Diabaikan
Sekadar mengingatkan, hari ini batas terakhir buat ikut PO DIA,ya.. Buat yang belum transfer ditunggu transferannya. Buat yang belum pesan ditunggu pesanannya😍😍😍
Selamat bertemu Masha
Terima kasih
Alyaaa
💙💙💙
"Om Didiiiii! Assalaamu'alaikum," teriak Masha yang saat ini ada di depan pintu rumah omnya, Didi.
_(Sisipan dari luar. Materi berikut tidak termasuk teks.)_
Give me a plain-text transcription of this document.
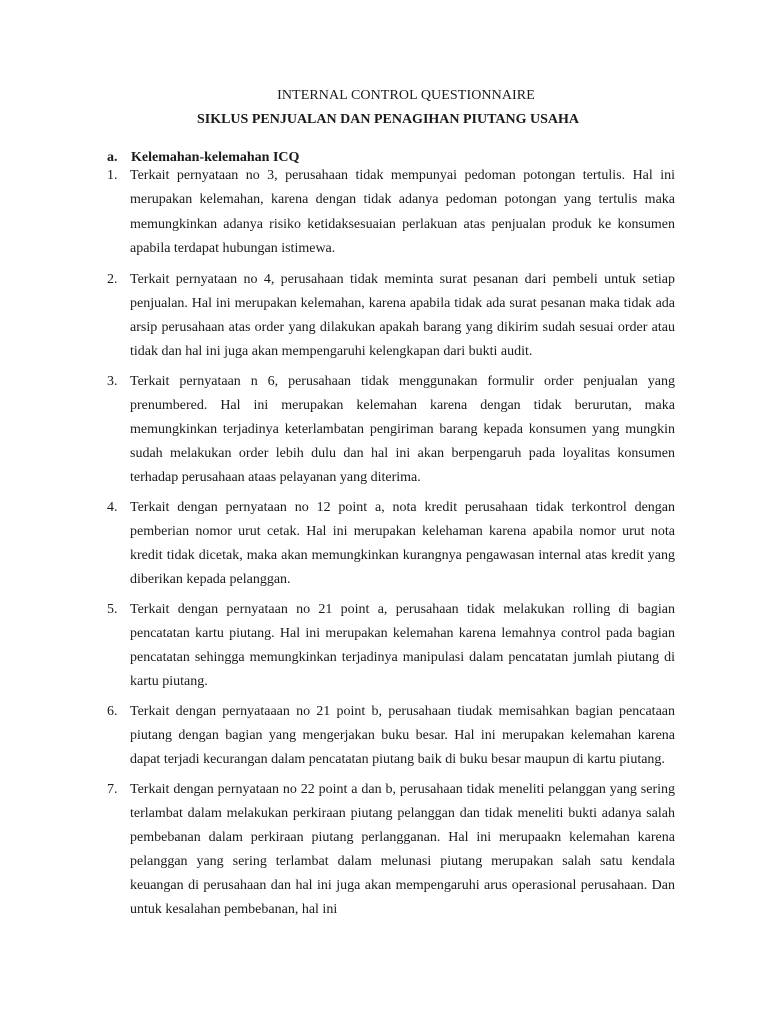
INTERNAL CONTROL QUESTIONNAIRE
SIKLUS PENJUALAN DAN PENAGIHAN PIUTANG USAHA
a. Kelemahan-kelemahan ICQ
1. Terkait pernyataan no 3, perusahaan tidak mempunyai pedoman potongan tertulis. Hal ini merupakan kelemahan, karena dengan tidak adanya pedoman potongan yang tertulis maka memungkinkan adanya risiko ketidaksesuaian perlakuan atas penjualan produk ke konsumen apabila terdapat hubungan istimewa.
2. Terkait pernyataan no 4, perusahaan tidak meminta surat pesanan dari pembeli untuk setiap penjualan. Hal ini merupakan kelemahan, karena apabila tidak ada surat pesanan maka tidak ada arsip perusahaan atas order yang dilakukan apakah barang yang dikirim sudah sesuai order atau tidak dan hal ini juga akan mempengaruhi kelengkapan dari bukti audit.
3. Terkait pernyataan n 6, perusahaan tidak menggunakan formulir order penjualan yang prenumbered. Hal ini merupakan kelemahan karena dengan tidak berurutan, maka memungkinkan terjadinya keterlambatan pengiriman barang kepada konsumen yang mungkin sudah melakukan order lebih dulu dan hal ini akan berpengaruh pada loyalitas konsumen terhadap perusahaan ataas pelayanan yang diterima.
4. Terkait dengan pernyataan no 12 point a, nota kredit perusahaan tidak terkontrol dengan pemberian nomor urut cetak. Hal ini merupakan kelehaman karena apabila nomor urut nota kredit tidak dicetak, maka akan memungkinkan kurangnya pengawasan internal atas kredit yang diberikan kepada pelanggan.
5. Terkait dengan pernyataan no 21 point a, perusahaan tidak melakukan rolling di bagian pencatatan kartu piutang. Hal ini merupakan kelemahan karena lemahnya control pada bagian pencatatan sehingga memungkinkan terjadinya manipulasi dalam pencatatan jumlah piutang di kartu piutang.
6. Terkait dengan pernyataaan no 21 point b, perusahaan tiudak memisahkan bagian pencataan piutang dengan bagian yang mengerjakan buku besar. Hal ini merupakan kelemahan karena dapat terjadi kecurangan dalam pencatatan piutang baik di buku besar maupun di kartu piutang.
7. Terkait dengan pernyataan no 22 point a dan b, perusahaan tidak meneliti pelanggan yang sering terlambat dalam melakukan perkiraan piutang pelanggan dan tidak meneliti bukti adanya salah pembebanan dalam perkiraan piutang perlangganan. Hal ini merupaakn kelemahan karena pelanggan yang sering terlambat dalam melunasi piutang merupakan salah satu kendala keuangan di perusahaan dan hal ini juga akan mempengaruhi arus operasional perusahaan. Dan untuk kesalahan pembebanan, hal ini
"Ommmmmm! Buka pintunyaaaaaa!"
Masha berteriak makin lantang ketika pintu itu enggan terbuka. Ayahnya yang mengantar kali ini memilih duduk tenang di kursi yang ada.
Pintu kayu itu terbuka lebar tak lama kemudian. Sosok Didi muncul dengan tangan mengusap wajah. Wajahnya masih khas bangun tidur.
"Wa'alaikumsalaam. Kenapa, Kak? Ini baru jam enam kok udah ke sini? Nggak ke rumah Uti?" tanya Didi setengah malas. Dia baru bisa tidur setelah Subuh karena ada deadline yang harus dikejar. Jadi, itu berarti baru sekitar satu jam yang lalu.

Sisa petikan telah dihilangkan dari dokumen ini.